Investigation of Surface Layer Condition of SiAlON Ceramic Inserts and Its Influence on Tool Durability When Turning Nickel-Based Superalloy

SiAlON is one of the problematic and least previously studied but prospective cutting ceramics suitable for most responsible machining tasks, such as cutting sophisticated shapes of aircraft gas turbine engine parts made of chrome–nickel alloys (Inconel 718 type) with increased mechanical and thermal loads (semi-finishing). Industrially produced SiAlON cutting inserts are replete with numerous defects (stress concentrators). When external loads are applied, the wear pattern is difficult to predict. The destruction of the cutting edge, such as the tearing out of entire conglomerates, can occur at any time.

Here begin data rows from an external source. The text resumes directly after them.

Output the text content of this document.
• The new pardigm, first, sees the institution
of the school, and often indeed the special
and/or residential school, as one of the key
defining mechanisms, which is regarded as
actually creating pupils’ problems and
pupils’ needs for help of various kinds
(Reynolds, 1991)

The complex approach of additional diamond grinding, lapping, and polishing combined with an advanced double-layer (CrAlSi)N/DLC coating was proposed here for the first time to minimize it. The criterion of failure was chosen to be 0.4 mm. The developed tri-nitride coating sub-layer plays a role of improving the main DLC coating adhesion. The microhardness of the DLC coating was 28 ± 2 GPa, and the average coefficient of friction during high-temperature heating (up to 800 °C) was ~0.4. The average durability of the insert after additional diamond grinding, lapping, polishing, and coating was 12.5 min. That is superior to industrial cutting inserts and those subjected to (CrAlSi)N/DLC coating by 1.8 and 1.25 times, respectively.